Ces courts voyages en lecture invitent à flâner, observer, apprendre, guidé par un passé qui a marqué les lieux et qui, bien souvent, nous concerne à travers la colonisation. Ils ont pour ambition de procurer des moments d'évasion, mais aussi d'ouvrir des portes sur le destin des peuples.

Un touriste aux Indes au XVIIIe siècle

Le cocotier est un arbre d’un seul brin et sans branches qui pousse toujours la tige en haut, les feuilles sont très-grandes et coupées ; j’ai pris plaisir de mesurer une de ces feuilles à Bengale, que j’ai trouvée de la longueur de vingt pieds.
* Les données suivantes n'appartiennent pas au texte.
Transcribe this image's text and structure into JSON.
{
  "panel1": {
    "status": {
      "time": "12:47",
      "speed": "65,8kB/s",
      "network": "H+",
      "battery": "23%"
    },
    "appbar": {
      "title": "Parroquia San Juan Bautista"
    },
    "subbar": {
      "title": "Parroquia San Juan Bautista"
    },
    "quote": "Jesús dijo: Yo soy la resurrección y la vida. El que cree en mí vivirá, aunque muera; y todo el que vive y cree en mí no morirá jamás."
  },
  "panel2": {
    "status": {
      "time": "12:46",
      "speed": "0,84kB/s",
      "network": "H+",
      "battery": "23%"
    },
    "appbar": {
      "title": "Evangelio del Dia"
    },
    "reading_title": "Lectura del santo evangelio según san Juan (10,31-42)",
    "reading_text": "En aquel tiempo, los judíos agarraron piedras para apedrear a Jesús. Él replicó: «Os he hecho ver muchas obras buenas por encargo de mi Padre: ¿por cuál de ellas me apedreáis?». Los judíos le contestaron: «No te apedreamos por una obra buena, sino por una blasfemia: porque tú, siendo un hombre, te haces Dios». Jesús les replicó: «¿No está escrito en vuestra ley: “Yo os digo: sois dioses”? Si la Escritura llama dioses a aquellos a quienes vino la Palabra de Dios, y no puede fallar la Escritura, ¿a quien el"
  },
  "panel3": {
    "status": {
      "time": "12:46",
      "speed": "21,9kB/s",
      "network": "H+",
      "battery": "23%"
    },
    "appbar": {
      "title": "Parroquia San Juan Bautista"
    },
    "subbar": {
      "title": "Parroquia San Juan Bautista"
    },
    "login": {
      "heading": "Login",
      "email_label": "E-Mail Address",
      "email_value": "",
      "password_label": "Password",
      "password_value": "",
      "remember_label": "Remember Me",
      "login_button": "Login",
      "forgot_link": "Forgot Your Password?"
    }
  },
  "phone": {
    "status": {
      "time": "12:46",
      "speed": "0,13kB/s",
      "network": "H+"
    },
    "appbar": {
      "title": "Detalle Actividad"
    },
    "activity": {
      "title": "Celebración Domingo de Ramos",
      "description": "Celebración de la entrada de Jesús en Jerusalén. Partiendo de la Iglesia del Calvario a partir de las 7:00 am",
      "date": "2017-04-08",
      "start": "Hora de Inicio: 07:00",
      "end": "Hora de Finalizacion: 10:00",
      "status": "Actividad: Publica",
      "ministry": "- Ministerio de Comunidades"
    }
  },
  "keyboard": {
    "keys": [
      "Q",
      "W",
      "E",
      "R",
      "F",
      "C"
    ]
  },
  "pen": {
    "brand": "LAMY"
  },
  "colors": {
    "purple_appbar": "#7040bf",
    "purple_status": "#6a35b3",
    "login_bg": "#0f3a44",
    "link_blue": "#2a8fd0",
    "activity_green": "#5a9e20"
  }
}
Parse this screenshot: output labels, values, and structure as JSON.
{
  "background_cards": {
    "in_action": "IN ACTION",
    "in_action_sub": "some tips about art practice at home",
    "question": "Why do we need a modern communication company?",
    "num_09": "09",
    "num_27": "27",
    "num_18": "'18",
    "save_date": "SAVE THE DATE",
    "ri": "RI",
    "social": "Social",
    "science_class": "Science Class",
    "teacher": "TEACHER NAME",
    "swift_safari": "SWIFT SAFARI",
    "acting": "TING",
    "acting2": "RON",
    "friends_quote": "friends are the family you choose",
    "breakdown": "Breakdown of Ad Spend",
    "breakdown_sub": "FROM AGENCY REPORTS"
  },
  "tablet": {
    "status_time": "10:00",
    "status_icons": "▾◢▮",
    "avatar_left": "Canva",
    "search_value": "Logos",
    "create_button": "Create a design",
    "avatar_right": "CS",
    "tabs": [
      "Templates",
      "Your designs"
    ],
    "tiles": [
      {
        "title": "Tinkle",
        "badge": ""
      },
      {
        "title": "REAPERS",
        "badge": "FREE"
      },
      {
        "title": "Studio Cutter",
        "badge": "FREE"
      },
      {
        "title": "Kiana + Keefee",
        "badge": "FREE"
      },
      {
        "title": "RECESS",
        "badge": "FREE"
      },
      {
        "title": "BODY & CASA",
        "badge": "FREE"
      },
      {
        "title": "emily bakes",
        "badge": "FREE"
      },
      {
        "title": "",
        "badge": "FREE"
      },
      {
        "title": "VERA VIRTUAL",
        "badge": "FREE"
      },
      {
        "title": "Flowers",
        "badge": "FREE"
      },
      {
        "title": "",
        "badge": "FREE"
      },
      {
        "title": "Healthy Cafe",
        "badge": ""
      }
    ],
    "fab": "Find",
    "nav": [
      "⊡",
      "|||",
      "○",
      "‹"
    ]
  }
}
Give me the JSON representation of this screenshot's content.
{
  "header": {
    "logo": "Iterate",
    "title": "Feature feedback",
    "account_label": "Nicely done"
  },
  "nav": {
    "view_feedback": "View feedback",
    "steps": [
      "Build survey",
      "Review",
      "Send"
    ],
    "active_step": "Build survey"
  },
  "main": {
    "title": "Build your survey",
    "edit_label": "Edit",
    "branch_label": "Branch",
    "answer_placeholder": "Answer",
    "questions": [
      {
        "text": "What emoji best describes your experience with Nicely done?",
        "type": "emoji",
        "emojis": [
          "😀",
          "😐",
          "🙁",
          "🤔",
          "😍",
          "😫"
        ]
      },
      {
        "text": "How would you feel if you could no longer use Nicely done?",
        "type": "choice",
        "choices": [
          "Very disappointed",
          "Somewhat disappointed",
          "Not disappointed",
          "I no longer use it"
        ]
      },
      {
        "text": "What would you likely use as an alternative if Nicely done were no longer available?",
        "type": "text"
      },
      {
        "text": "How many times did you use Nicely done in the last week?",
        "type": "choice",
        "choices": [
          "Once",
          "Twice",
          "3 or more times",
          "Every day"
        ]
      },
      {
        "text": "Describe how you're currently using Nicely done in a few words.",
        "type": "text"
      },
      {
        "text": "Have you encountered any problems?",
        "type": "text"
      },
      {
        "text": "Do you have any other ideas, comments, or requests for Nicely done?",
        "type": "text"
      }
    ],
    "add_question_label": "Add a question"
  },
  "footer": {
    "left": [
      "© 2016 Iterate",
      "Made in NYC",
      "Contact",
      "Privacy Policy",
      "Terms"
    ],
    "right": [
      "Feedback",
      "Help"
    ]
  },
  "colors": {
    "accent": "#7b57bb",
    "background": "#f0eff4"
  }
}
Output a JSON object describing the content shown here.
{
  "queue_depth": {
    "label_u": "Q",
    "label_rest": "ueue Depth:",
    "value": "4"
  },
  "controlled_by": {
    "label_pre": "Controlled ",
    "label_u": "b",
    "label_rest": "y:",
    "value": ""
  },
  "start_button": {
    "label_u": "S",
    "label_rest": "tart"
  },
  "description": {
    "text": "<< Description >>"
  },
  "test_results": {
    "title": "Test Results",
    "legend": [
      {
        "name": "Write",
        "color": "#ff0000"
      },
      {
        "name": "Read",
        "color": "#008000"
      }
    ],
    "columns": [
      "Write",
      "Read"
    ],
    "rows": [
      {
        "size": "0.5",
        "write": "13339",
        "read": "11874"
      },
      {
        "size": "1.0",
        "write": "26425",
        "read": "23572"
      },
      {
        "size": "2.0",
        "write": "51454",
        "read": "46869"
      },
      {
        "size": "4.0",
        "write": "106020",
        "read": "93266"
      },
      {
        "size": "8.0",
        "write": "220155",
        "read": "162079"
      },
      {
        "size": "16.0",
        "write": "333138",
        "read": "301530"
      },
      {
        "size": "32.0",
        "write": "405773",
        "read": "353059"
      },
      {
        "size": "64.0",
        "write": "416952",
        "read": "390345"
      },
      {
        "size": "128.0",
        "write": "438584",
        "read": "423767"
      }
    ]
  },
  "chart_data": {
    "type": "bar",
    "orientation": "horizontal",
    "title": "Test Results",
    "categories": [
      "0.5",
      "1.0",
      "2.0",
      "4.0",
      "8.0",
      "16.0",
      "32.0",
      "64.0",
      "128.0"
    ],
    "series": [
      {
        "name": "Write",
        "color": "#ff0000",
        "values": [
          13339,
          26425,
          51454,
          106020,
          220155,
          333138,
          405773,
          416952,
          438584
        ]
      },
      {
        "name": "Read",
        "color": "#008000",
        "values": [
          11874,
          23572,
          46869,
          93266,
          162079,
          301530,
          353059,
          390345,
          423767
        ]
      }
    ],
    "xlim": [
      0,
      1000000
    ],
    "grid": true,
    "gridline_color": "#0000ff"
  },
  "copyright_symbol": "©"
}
En 1702, Le sieur Luillier, George de son prénom, jeune  tourangeau de bonne famille,embarque pour les Indes. Il ne part pas chargé d’une quelconque mission commerciale, scientifique ou diplomatique, mais sur l’insistance d’une de ses cousines. Françoise Moisy est la fille d’un marchand parisien, actionnaire de la Compagnie des Indes orientales. Elle doit épouser le directeur de l’établissement de Chandernagor. Promise pareillement à un officier de la compagnie, sa meilleure amie fait partie du voyage. Les deux femmes refusant de partir seules, elles ont demandé à George de les accompagner. Il a mis un an à se décider. 

On sait peu de choses de ce Luillier, si ce n’est qu’il fut un des tout premiers touristes, voyageant pour son plaisir. On le sait par le récit qu’il fit de ce voyage jusqu’aux Indes, où transparaît une curiosité un peu précieuse, à l’image du personnage,mais sincère et sans dédain. Au commencement, il nous informe qu’une précédente expédition l’avait conduit en Louisiane d’où il avait ramené des peaux pour le commerce de son père. Ce premier voyage, apparemment, ne l’avait pas passionné. D’où son hésitation à repartir encore plus loin. 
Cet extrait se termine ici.